Quelle est l’importance de la diversité des cultures pour protéger notre système agricole et la sécurité alimentaire mondiale ? D’autres produits pourraient-ils subir le même destin que la banane ?

Nous pensons au sein du Cirad que la diversification variétale est la meilleure option pour éviter des effets néfastes sur le système agricole mondial. L’ensemble des végétaux produits et consommés doit être plus résistant mais il faut surtout éviter de cultiver une seule et unique espèce qui pourrait facilement être contaminée et sensible aux pathogènes. Les monocultures sont donc à éviter.
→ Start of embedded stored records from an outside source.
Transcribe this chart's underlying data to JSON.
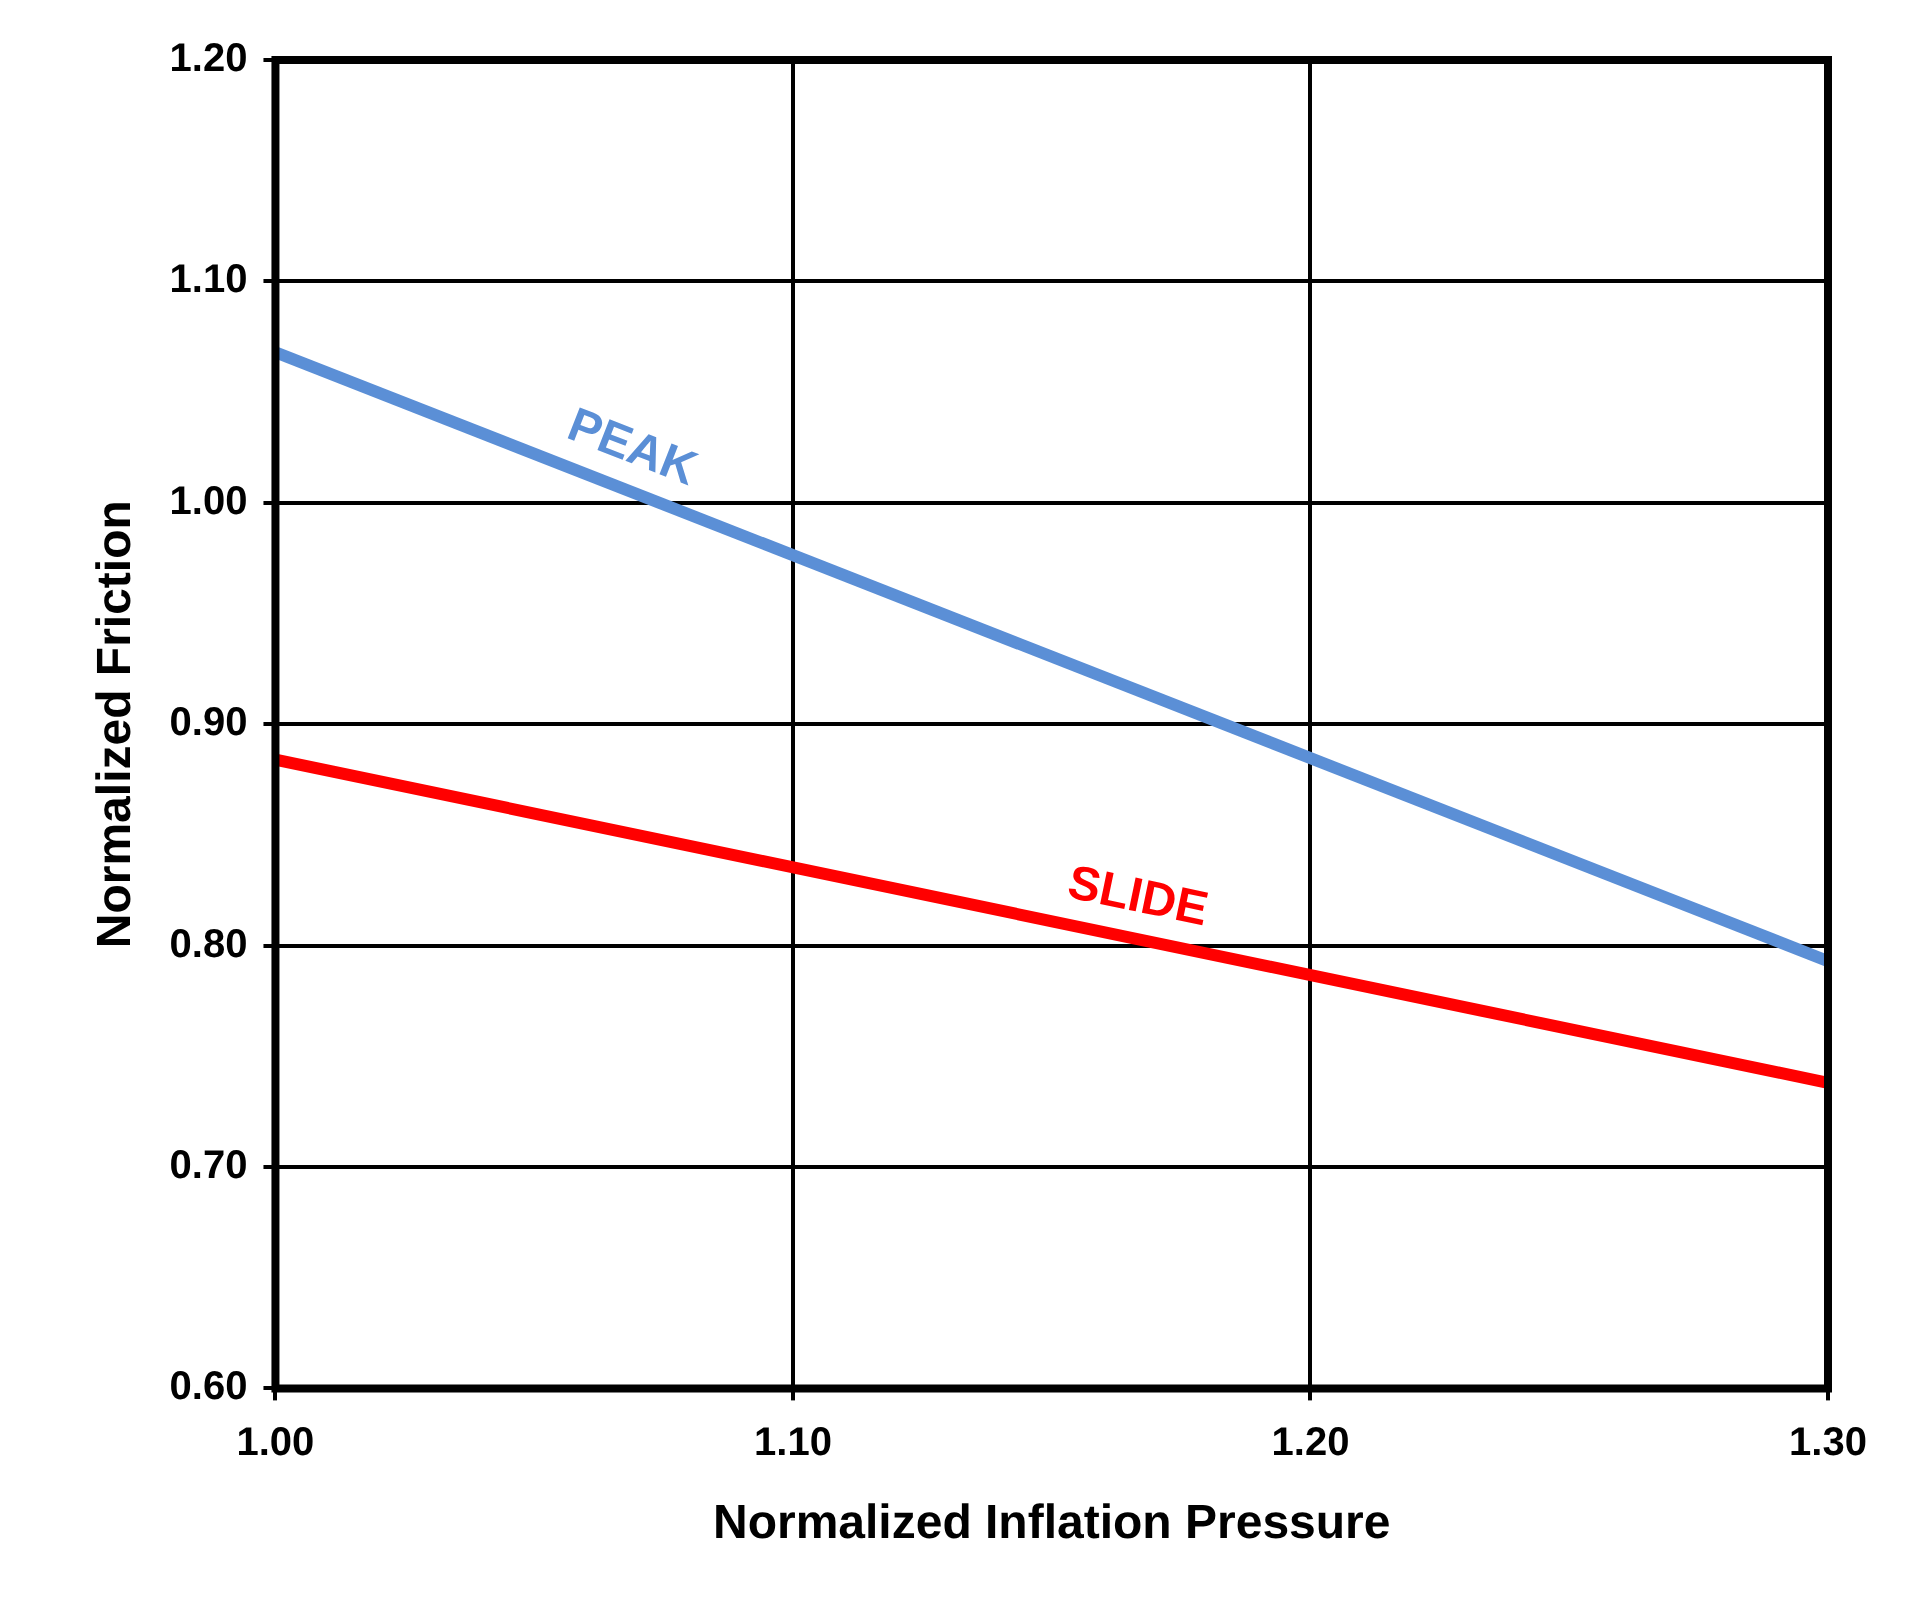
{
  "chart_data": {
    "type": "line",
    "xlabel": "Normalized Inflation Pressure",
    "ylabel": "Normalized Friction",
    "x": [
      1.0,
      1.3
    ],
    "series": [
      {
        "name": "PEAK",
        "color": "#5b8fd6",
        "values": [
          1.068,
          0.793
        ]
      },
      {
        "name": "SLIDE",
        "color": "#ff0000",
        "values": [
          0.884,
          0.738
        ]
      }
    ],
    "xlim": [
      1.0,
      1.3
    ],
    "xticks": [
      {
        "value": 1.0,
        "label": "1.00"
      },
      {
        "value": 1.1,
        "label": "1.10"
      },
      {
        "value": 1.2,
        "label": "1.20"
      },
      {
        "value": 1.3,
        "label": "1.30"
      }
    ],
    "ylim": [
      0.6,
      1.2
    ],
    "yticks": [
      {
        "value": 0.6,
        "label": "0.60"
      },
      {
        "value": 0.7,
        "label": "0.70"
      },
      {
        "value": 0.8,
        "label": "0.80"
      },
      {
        "value": 0.9,
        "label": "0.90"
      },
      {
        "value": 1.0,
        "label": "1.00"
      },
      {
        "value": 1.1,
        "label": "1.10"
      },
      {
        "value": 1.2,
        "label": "1.20"
      }
    ],
    "grid": true,
    "legend": false,
    "marker": "none",
    "line_style": "solid"
  }
}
C’est ce qui se fait déjà aux Antilles avec l’hévéa, le café ou le cacao. 

La banane reste un cas très à part. Ce fruit ne se multiplie pas grâce à des graines mais grâce à des rejets, comme les pommes de terre ou les fraises. C’est une espèce à « reproduction végétative », qui ne connaît pas la reproduction sexuée. Les variétés sont fixées et évoluent très peu puisque les possibilités de croisements avec d’autres individus pour créer un fond génétique différent sont faibles. De plus, les bananes sont les seuls végétaux ou une unique variété représente plus de 50% de la production mondiale et 95% des exportations.